In this event, Prof. Robert Schober delivered a lecture on the Emerging Technologies in Communications: Intelligent Reflecting Surfaces. Since 2012 Prof. Schober has been an Alexander von Humboldt Professor and the Chair for Digital Communications, Department of Electrical, Electronics, and Communication Engineering (EEI), Friedrich-Alexander University of Erlangen-Nuremberg (FAU).

 

The recorded video lecture is available in the following two links: 

http://www.ias.ac.ir

Google Drive 

 

Prof. Schober’s lecture abstract and biography are as follows:

 

Abstract: Intelligent reflecting surfaces (IRSs) have the potential to transform wireless radio frequency (RF) communication channels into smart reconfigurable propagation environments. To realize the full potential of this new paradigm, careful physics-based modeling, scalable design, and efficient optimization techniques for IRS-assisted wireless systems have to be developed. In this presentation, we provide an overview of IRS-assisted communication systems. Then, we present a physics-based model for IRS-assisted wireless systems. Careful analysis of the proposed model reveals that large IRSs with thousands of phase-shift elements are need to compensate for the large end-to-end path-loss introduced by the multiplication of the individual path-losses of the transmitter-to-IRS and IRS-to-receiver channels. For scalable optimization we partition the IRS unit cells into several subsets, referred to as tiles, which are optimized in two stages, namely an offline design stage and an online optimization stage. Finally, promising directions for future research on both IRS-assisted RF and IRS-assisted FSO systems are provided. 

 

Biography: Robert Schober (S'98, M'01, SM'08, F'10) received the Diplom (Univ.) and the Ph.D. degrees in electrical engineering from Friedrich-Alexander University of Erlangen-Nuremberg (FAU), Germany, in 1997 and 2000, respectively. From 2002 to 2011, he was a Professor and Canada Research Chair at the University of British Columbia (UBC), Vancouver, Canada.
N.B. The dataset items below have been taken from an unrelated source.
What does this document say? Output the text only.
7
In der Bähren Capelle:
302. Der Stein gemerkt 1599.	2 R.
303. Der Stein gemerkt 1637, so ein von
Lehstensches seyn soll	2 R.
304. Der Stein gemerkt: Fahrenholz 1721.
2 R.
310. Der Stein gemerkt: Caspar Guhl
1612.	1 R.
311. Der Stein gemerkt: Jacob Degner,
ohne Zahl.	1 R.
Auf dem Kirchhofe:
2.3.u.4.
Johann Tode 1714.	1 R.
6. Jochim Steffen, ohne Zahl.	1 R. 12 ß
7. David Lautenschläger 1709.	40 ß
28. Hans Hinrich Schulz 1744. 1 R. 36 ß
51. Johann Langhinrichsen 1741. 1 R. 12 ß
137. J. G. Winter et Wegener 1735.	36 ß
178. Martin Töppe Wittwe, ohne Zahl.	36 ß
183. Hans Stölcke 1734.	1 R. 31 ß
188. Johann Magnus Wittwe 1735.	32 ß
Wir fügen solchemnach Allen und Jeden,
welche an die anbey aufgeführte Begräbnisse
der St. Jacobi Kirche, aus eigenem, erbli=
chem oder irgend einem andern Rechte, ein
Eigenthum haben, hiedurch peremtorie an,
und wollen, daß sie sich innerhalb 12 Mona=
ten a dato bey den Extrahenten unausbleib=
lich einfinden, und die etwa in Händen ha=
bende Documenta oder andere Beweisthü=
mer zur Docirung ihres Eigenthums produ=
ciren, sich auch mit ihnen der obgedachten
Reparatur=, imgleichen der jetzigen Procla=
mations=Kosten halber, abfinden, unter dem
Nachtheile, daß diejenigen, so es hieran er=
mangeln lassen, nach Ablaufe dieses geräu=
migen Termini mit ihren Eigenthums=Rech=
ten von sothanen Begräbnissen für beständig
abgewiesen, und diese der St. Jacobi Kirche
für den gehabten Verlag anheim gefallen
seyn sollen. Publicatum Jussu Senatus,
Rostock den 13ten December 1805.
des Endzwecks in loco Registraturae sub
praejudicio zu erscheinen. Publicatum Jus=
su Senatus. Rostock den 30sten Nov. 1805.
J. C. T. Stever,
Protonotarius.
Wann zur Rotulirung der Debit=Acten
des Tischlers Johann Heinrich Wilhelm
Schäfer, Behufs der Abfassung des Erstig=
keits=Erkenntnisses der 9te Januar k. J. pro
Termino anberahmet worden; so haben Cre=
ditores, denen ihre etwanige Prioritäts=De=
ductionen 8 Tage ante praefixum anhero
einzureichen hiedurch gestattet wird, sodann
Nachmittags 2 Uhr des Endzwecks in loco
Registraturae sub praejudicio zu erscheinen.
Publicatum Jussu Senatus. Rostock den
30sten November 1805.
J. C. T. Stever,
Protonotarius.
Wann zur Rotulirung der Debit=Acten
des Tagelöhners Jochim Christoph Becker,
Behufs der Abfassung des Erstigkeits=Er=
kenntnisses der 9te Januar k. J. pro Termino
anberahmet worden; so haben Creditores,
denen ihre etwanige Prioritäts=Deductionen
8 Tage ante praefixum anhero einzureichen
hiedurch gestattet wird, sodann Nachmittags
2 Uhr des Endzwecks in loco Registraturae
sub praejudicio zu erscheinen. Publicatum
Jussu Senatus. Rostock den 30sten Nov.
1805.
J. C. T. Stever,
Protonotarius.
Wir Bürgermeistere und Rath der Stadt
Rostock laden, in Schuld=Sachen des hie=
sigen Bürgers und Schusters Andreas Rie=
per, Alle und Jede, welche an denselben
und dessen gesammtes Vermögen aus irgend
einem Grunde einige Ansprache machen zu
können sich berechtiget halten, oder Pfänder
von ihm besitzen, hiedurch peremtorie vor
Since January 2012 he is an Alexander von Humboldt Professor and the Chair for Digital Communication at FAU. His research interests fall into the broad areas of Communication Theory, Wireless Communications, and Statistical Signal Processing. Robert received several awards for his work including the 2002 Heinz Maier­ Leibnitz Award of the German Science Foundation (DFG), the 2004 Innovations Award of the Vodafone Foundation for Research in Mobile Communications, a 2006 UBC Killam Research Prize, a 2007 Wilhelm Friedrich Bessel Research Award of the Alexander von Humboldt Foundation, the 2008 Charles McDowell Award for Excellence in Research from UBC, a 2011 Alexander von Humboldt Professorship, a 2012 NSERC E.W.R. Stacie Fellowship, and a 2017 Wireless Communications Recognition Award by the IEEE Wireless Communications Technical Committee. Since 2017, he has been listed as a Highly Cited Researcher by the Web of Science. Robert is a Fellow of the Canadian Academy of Engineering, a Fellow of the Engineering Institute of Canada, and a Member of the German National Academy of Science and Engineering. From 2012 to 2015, he served as Editor-in-Chief of the IEEE Transactions on Communications. Currently, he serves as Member of the Editorial Board of the Proceedings of the IEEE and as VP Publications for the IEEE Communication Society (ComSoc).